Can't current CPUs decode it in real time?

[–] douglasg14b@lemmy.world 3 points 19 hours ago* (last edited 19 hours ago) (1 children)

Yeah, because of the ASICs built into them to enable that decoding.

Without that, a 4K HEVC video is in upwards of 100+ billion operations/s to decode on the CPU. Which limits you to high end CPUs getting capped out on something you essentially get for "free" otherwise

[–] AnUnusualRelic@lemmy.world 1 points 18 hours ago (1 children)

I meant without dedicated circuits, obviously. Can't it be parallelised?
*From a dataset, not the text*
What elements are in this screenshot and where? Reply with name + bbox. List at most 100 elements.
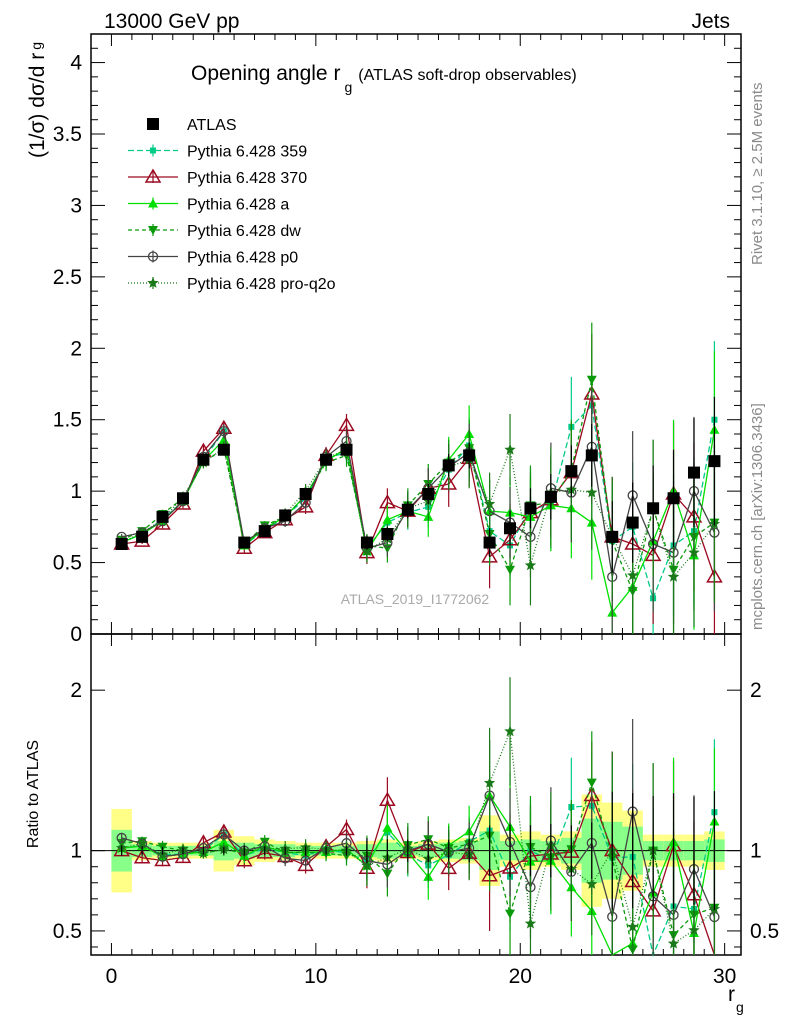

Many cpus have a lot of relatively idle cores at a given time...

I remember that my 486 had trouble with mp3 files, but soon enough, I got a new machine with many more spare cycles.

[–] douglasg14b@lemmy.world 2 points 12 hours ago

That is parallelized... I didn't make mention of threading being the concern here.

The 100+ billion operations per second isn't exactly easy.

4k 60fps = 498 million pixels per second

Each pixel takes a couple hundred logical operations with HEVC.

A modern high end 4GHz, 8 physical core CPU at 4 instructions per cycle, at maximum capacity, can handle 128 billion operations per second.

You probably wouldn't even get your realtime framerate in this scenario.